Zuvor hatte der Präsident des Bundeskartellamtes, Andreas Mundt, angesichts zahlreicher Medienberichte zum Kartellverfahren „Kartoffeln“ wissen lassen, dass die Behörde erst ganz am Anfang der Ermittlungen stehe und bis zur abschließenden Beurteilung niemand zu beschuldigen sei.
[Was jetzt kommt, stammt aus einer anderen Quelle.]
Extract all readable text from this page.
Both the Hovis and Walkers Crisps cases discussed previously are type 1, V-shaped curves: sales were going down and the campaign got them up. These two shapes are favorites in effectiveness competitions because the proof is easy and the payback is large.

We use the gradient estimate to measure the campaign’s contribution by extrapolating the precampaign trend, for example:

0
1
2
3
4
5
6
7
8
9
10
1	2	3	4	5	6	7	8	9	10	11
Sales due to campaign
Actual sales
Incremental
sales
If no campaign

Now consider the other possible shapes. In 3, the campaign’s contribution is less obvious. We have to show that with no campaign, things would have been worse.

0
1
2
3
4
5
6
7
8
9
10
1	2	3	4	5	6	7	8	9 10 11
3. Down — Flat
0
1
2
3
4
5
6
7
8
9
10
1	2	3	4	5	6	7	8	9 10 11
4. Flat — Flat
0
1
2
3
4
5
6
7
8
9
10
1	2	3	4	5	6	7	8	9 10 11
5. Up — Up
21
Nach Ansicht von Agrarexperten muss sich im Zusammenhang mit dem Thema „Kartoffel-Kartell“ aber auch die Politik selbst Vorwürfe gefallen lassen. Die Diskussion mache deutlich, dass gerade im Agrar- und Ernährungssektor der Übergang von Erlaubtem zu Verbotenem für die Marktbeteiligten oft nur schwer zu erkennen sei, wozu die Politik wesentlich beitrage, stellte der Geschäftsführer der AFC Management Consulting GmbH, Dr. Otto Strecker, in einem aktuellen „Zwischenruf“ fest. Der Unternehmensberater gibt zu bedenken, dass gerade in der Agrarbranche eine von der Politik, von Verbänden und Brancheneinrichtungen gleichermaßen verfolgte Doktrin gegolten habe, nach der alle Formen von Zusammenschlüssen gegen den Lebensmittelhandel und dessen Nachfragemacht „gut und richtig“ seien. Mit dieser grundsätzlichen Einstellung und daraus resultierenden Gesetzen habe die Politik Missverständnissen zum Kartellrecht Vorschub geleistet. Die Komplexität der Materie in Verbindung mit der besonderen Auslegung durch das Bundeskartellamt im Lebensmittelsektor tue ihr übriges dazu, den Lebensmittelbetrieben den Umgang mit den rechtlichen Vorgaben zu erschweren.